The other denizens of the floors --- including the secret third floor of Pearls and Diamonds(!), lifers who act like butlers out of an Evelyn Waugh book, and an elevator man direct from a Damon Runyan play --- are wonderfully represented. They provide a safe and secure environment for the girls to learn the ropes of this high-price business, as well as pointers on life that they take to heart. In these passages, Hart's direct prose sparkles like the glow of the famous Tiffany diamond.

The war creates an interesting context for all this movie-magazine madness. The girls meet enlisted men at Barnard dances and must endure the painful news from home when someone they know goes MIA or comes home in a body bag from the war. When a warplane accidentally hits the Empire State Building, Hart writes about the experience of the city in its aftermath so intensely that it almost could be mistaken for a description of 9/11. New York and World War II, atomic bombs and young love all meld together to offset the high-society hijinks of Tiffany, giving SUMMER AT TIFFANY a weight that grounds it in reality while still allowing us the enjoyment of living vicariously through those for whom it is not as daily a concern.

Hart never came back to New York after that summer.

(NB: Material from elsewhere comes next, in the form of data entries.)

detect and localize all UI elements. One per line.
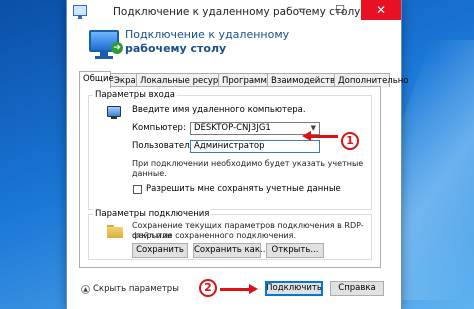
header-title-line1: Подключение к удаленному — [125, 28, 290, 41]
rdp-window: Подключение к удаленному рабочему столу … — [66, 0, 409, 309]
open-button[interactable]: Открыть... — [266, 243, 324, 258]
header-title-line2: рабочему столу — [125, 42, 227, 55]
save-as-button[interactable]: Сохранить как... — [193, 243, 268, 258]
computer-combobox[interactable]: DESKTOP-CNJ3JG1 ▼ — [190, 122, 320, 135]
tab-local-resources[interactable]: Локальные ресурсы — [136, 73, 230, 87]
rdp-monitor-icon — [73, 5, 87, 19]
minimize-button[interactable]: ─ — [287, 0, 317, 20]
tab-programs[interactable]: Программы — [218, 73, 274, 87]
title-bar[interactable]: Подключение к удаленному рабочему столу … — [67, 0, 401, 24]
credentials-note-line1: При подключении необходимо будет указать… — [132, 159, 364, 168]
chevron-down-icon[interactable]: ▼ — [311, 123, 316, 134]
window-title: Подключение к удаленному рабочему столу — [113, 6, 361, 18]
annotation-marker-2: 2 — [199, 279, 217, 297]
maximize-button[interactable]: ☐ — [325, 0, 355, 20]
chevron-up-icon[interactable]: ▲ — [81, 285, 90, 294]
computer-label: Компьютер: — [132, 123, 186, 133]
annotation-marker-1: 1 — [341, 132, 359, 150]
credentials-note-line2: данные. — [132, 169, 167, 178]
logon-settings-group: Параметры входа Введите имя удаленного к… — [88, 90, 372, 210]
logon-group-title: Параметры входа — [93, 90, 177, 100]
tab-experience[interactable]: Взаимодействие — [267, 73, 346, 87]
dialog-header: ➜ Подключение к удаленному рабочему стол… — [67, 24, 401, 68]
computer-prompt: Введите имя удаленного компьютера. — [132, 105, 306, 115]
tab-panel-general: Параметры входа Введите имя удаленного к… — [79, 86, 381, 268]
tab-display[interactable]: Экран — [110, 73, 141, 87]
user-label: Пользователь: — [132, 141, 198, 151]
save-button[interactable]: Сохранить — [132, 243, 188, 258]
hide-options-link[interactable]: Скрыть параметры — [93, 284, 179, 294]
computer-value: DESKTOP-CNJ3JG1 — [194, 123, 271, 133]
monitor-base — [95, 56, 113, 59]
connection-desc-line2: открытие сохраненного подключения. — [132, 231, 297, 240]
help-button[interactable]: Справка — [330, 281, 384, 296]
connection-settings-group: Параметры подключения Сохранение текущих… — [88, 209, 372, 260]
save-credentials-checkbox[interactable] — [133, 185, 142, 194]
save-credentials-label[interactable]: Разрешить мне сохранять учетные данные — [146, 184, 341, 194]
folder-icon — [107, 225, 123, 238]
close-button[interactable]: ✕ — [361, 0, 401, 20]
connection-group-title: Параметры подключения — [93, 209, 212, 219]
annotation-arrow-2 — [220, 284, 258, 294]
connect-button[interactable]: Подключить — [265, 281, 323, 296]
connect-arrow-icon: ➜ — [111, 42, 123, 54]
computer-icon — [107, 106, 121, 119]
tab-general[interactable]: Общие — [79, 71, 114, 88]
tab-advanced[interactable]: Дополнительно — [334, 73, 409, 87]
annotation-arrow-1 — [302, 131, 338, 141]
user-field[interactable]: Администратор — [190, 140, 320, 153]
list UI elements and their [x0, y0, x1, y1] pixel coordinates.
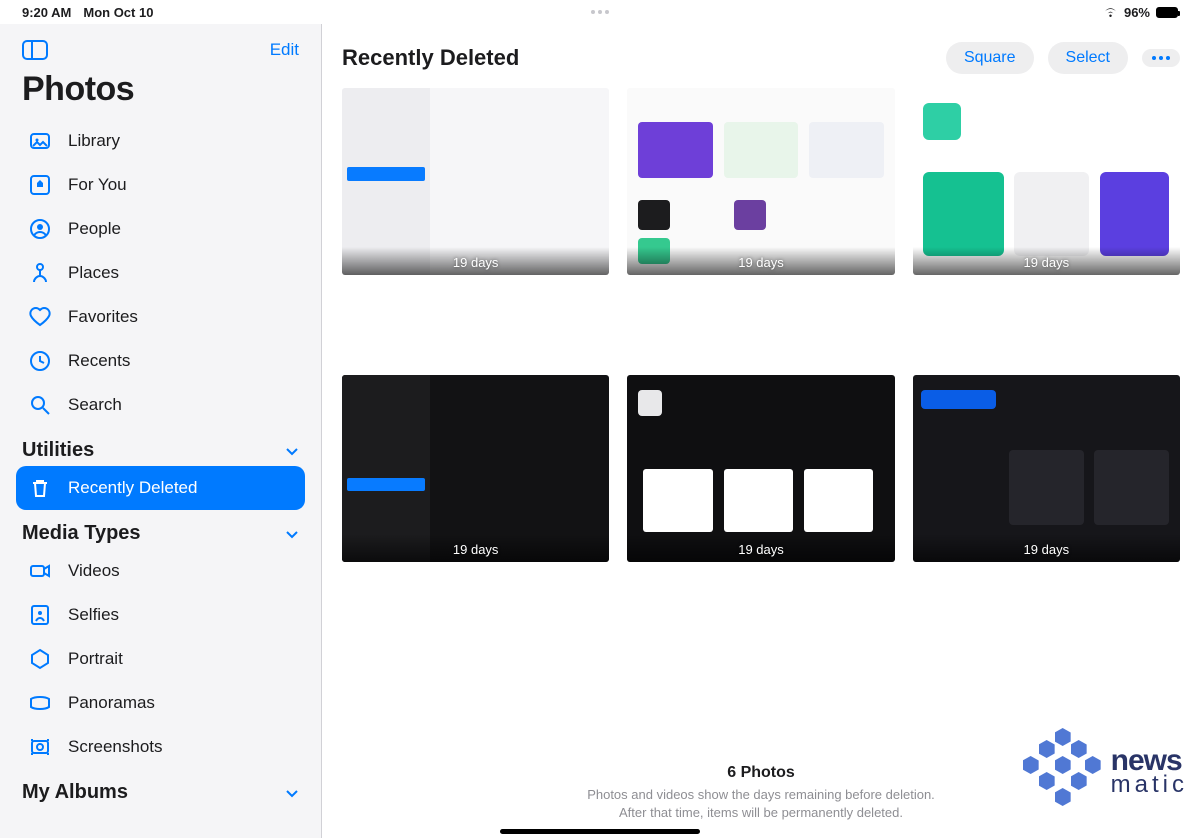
home-indicator[interactable]	[500, 829, 700, 834]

Although offered an opportunity to stay on the East Coast and study cello at Yale, she returned to Iowa and became a music educator as well as a musician out west. But her experiences in Manhattan that long-ago summer made some serious indentations on her life card, and she displays great heart in reliving and recounting for us a very special part of her own history and the history of the United States.

--- Reviewed by Jana Siciliano

Summer at Tiffany5
The story of Summer at Tiffany is just as cute as the gorgeous book cover portrays! This is a quick, easy read that highlights a summer Marjorie Hart spent in NCY during college with her friend Marty during the late 1940's. The pages take you back to a charming and magical era, when shopping at a department store was an elegant experience. The fun times that Marjorie has are all captured in an easy to read and well written manner. This was a feel good book and one I will look forward to re-reading again. Highly recommended!